Coronavirus nsp1 is one of the most diverse viral proteins among the four coronavirus genera (13). Only Alphacoronavirus and Betacoronavirus encode nsp1, whereas Gammacoronavirus and Deltacoronavirus lack nsp1 (13). The biological functions of coronavirus nsp1 include the regulation of type I IFN production and signaling, the induction of host mRNA degradation, and the inhibition of host protein synthesis (38). PEDV nsp1 depresses the phosphorylation and subsequent degradation of IκBα and blocks the translocation of p65 to the nucleus (39). SARS-CoV nsp1 plays an important role in the induction of chemokines in the lung epithelial cells of humans through the activation of NF-κB (40). Recently, the genomic monitoring of SARS-CoV-2 uncovered an nsp1 deletion variant (Δ500-532) that showed a reduced IFN-I response and that nsp1 caused the greatest increase in IL-6 secretion among all of the SARS-CoV-2 proteins (41, 42). Similar to SARS-CoV-2, TGEV nsp1 also potently mediated IFN-λ induction through NF-κB. A previous study reported that, with the exceptions of nsp7 and ORF3b, all of the TGEV-encoded proteins could activate the NF-κB signaling pathway to various extents (43). Although they found that TGEV nsp1 could also activate NF-κB, they did not explore it further. Our study showed that TGEV nsp1 could induce the phosphorylation of eIF2α and could activate NF-κB. A previous study showed that TGEV nsp1 does not inhibit protein translation in rabbit reticulocyte lysate but does in mammalian cells and in cell-free HeLa cell extracts (44). They hypothesized that TGEV nsp1 might activate the heme-regulated eIF2α kinase and induce eIF2α phosphorylation, leading to the inhibition of translation in HeLa cell extracts. However, no significant differences were observed in eIF2α phosphorylation in HeLa cell extracts that were incubated with purified TGEV nsp1 proteins from Escherichia coli. Here, we demonstrated that the eukaryotic expressed TGEV nsp1 induces the phosphorylation of eIF2α at S51 in a dose-dependent manner in IPEC-J2 cells (Fig. 6A). The biological activities of the TGEV nsp1 protein may be influenced in prokaryotic cells or by the host cell types and species. That is, the eukaryotic expressed TGEV nsp1 protein may efficiently induce the phosphorylation of eIF2α in certain types of cells.

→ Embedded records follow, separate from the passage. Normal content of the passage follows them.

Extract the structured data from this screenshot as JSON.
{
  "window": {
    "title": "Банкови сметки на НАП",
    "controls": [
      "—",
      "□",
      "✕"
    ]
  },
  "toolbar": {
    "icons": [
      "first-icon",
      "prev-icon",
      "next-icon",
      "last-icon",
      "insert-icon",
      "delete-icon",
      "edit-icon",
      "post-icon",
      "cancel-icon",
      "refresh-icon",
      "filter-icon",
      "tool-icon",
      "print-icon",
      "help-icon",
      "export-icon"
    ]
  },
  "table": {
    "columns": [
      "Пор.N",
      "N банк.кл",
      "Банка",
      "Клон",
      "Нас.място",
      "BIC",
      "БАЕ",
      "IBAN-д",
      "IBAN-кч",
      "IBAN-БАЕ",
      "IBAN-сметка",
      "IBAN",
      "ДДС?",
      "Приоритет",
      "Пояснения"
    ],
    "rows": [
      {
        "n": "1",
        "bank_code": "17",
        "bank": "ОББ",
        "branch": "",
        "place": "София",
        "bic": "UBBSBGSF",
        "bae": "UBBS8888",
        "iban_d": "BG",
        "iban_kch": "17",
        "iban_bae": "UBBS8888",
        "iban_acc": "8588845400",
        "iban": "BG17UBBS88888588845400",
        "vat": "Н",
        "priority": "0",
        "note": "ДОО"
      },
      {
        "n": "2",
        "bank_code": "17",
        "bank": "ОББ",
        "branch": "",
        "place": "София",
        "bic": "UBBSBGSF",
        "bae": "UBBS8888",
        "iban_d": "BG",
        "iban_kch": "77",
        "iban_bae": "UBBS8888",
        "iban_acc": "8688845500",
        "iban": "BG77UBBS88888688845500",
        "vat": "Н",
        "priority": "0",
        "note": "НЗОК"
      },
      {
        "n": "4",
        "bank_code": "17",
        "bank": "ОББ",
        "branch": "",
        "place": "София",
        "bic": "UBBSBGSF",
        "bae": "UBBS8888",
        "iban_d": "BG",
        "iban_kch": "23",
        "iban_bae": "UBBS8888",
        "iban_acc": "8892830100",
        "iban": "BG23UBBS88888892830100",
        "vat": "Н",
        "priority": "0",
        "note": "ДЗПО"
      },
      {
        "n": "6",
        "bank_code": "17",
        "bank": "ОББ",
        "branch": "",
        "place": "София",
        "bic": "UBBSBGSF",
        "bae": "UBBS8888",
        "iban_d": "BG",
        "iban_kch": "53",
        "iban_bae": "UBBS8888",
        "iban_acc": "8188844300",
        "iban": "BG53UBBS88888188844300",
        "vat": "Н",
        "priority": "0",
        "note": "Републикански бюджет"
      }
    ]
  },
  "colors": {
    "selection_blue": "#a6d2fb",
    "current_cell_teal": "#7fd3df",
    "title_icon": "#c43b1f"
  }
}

The nsp1 size of Alphacoronavirus is different from that of Betacoronavirus nsp1, and they share no significant sequence similarity (14). Both SARS-CoV and murine hepatitis virus (MHV) nsp1 are localized only in the cytoplasm of virus-infected cells. The subcellular distribution of transiently expressed TGEV nsp1 in IPEC-J2 cells was analyzed via confocal microscopy. It was found that TGEV nsp1 was located in both the cytoplasm and the nucleus (Fig. 7C). SARS-CoV nsp1 extensively inhibits host gene expression, including the internal reference protein β-actin. However, TGEV nsp1 could not inhibit β-actin expression, suggesting that the inhibition of protein translation by TGEV nsp1 may not be universal (Fig. 6A and 7B). In addition, SARS-CoV nsp1 suppressed the expression of its own genes, whereas TGEV nsp1 had only a slight impact on its own gene expression (Fig. 6A), suggesting that the mechanisms of the inhibition of TGEV nsp1-mediated host gene expression are different from those of the SARS CoV nsp1 protein. Unlike SARS-CoV nsp1, the nsp1 protein of TGEV could not bind 40S ribosomal subunits or facilitate the degradation of the host mRNA (44). Increased eIF2α phosphorylation at S51 results in the global inhibition of protein synthesis and improves the translation of selective mRNAs that encode proteins that regulate cell adaptation to stress. The underlying mechanism might be that TGEV nsp1 inhibits protein translation through the phosphorylation of eIF2α.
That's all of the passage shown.